Neutralizing Ukraine

LONDON – Though no one imagines that a lasting cease-fire in Gaza will, in itself, produce a substantive breakthrough in the Israel-Palestine conflict, the United States and other concerned governments continue to work tirelessly to halt the fighting. Yet, when it comes to the escalating conflict in eastern Ukraine, the relevant external powers – that is, the US, the European Union, and Russia – are not only failing to achieve a cease-fire; they are refusing to pursue a solution that, unlike in the case of Israel and Palestine, is there for the taking.

All that is needed is to introduce into the Ukrainian constitution a provision that significantly impedes membership in any military alliance, whether NATO or the Russia-dominated Collective Security Treaty Organization of the Commonwealth of Independent States. For example, the decision to join such an alliance – or even to implement an agreement that allows a foreign country to base its troops on Ukrainian soil – could require the approval of a qualified majority of, say, two-thirds of voters or regional legislatures.
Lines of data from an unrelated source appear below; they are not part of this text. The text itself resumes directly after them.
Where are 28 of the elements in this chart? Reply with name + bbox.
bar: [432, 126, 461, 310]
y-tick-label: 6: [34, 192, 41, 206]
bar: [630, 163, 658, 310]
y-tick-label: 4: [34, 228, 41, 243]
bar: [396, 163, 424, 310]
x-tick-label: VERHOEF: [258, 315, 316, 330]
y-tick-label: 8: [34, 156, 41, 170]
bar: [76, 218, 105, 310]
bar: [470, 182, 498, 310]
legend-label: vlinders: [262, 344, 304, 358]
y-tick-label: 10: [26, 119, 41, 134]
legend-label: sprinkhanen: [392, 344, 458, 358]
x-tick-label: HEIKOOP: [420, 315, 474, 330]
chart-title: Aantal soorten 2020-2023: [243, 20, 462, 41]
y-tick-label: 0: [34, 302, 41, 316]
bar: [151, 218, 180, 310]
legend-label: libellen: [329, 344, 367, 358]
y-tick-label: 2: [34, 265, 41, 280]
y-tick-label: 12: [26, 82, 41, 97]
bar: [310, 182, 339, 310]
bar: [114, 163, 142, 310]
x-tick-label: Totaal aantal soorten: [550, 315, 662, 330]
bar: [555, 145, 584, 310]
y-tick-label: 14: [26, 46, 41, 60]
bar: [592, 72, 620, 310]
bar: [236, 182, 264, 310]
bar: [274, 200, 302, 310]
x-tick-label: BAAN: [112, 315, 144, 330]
Introducing such a requirement would amount to granting veto power to Ukraine’s two camps – that is, the country’s more Russia-aligned east and its NATO-leaning west. The practical result – Ukraine remaining unaligned in military and security terms – would reflect the will of the Ukrainian population as a whole.

This approach would be consistent with the principle, which US President Barack Obama highlighted when announcing the latest round of sanctions against Russia last month, that Ukraine must be permitted to “chart its own path.” Above all, it would help the people of Ukraine – divided between inherently antagonistic identities – to live together peacefully.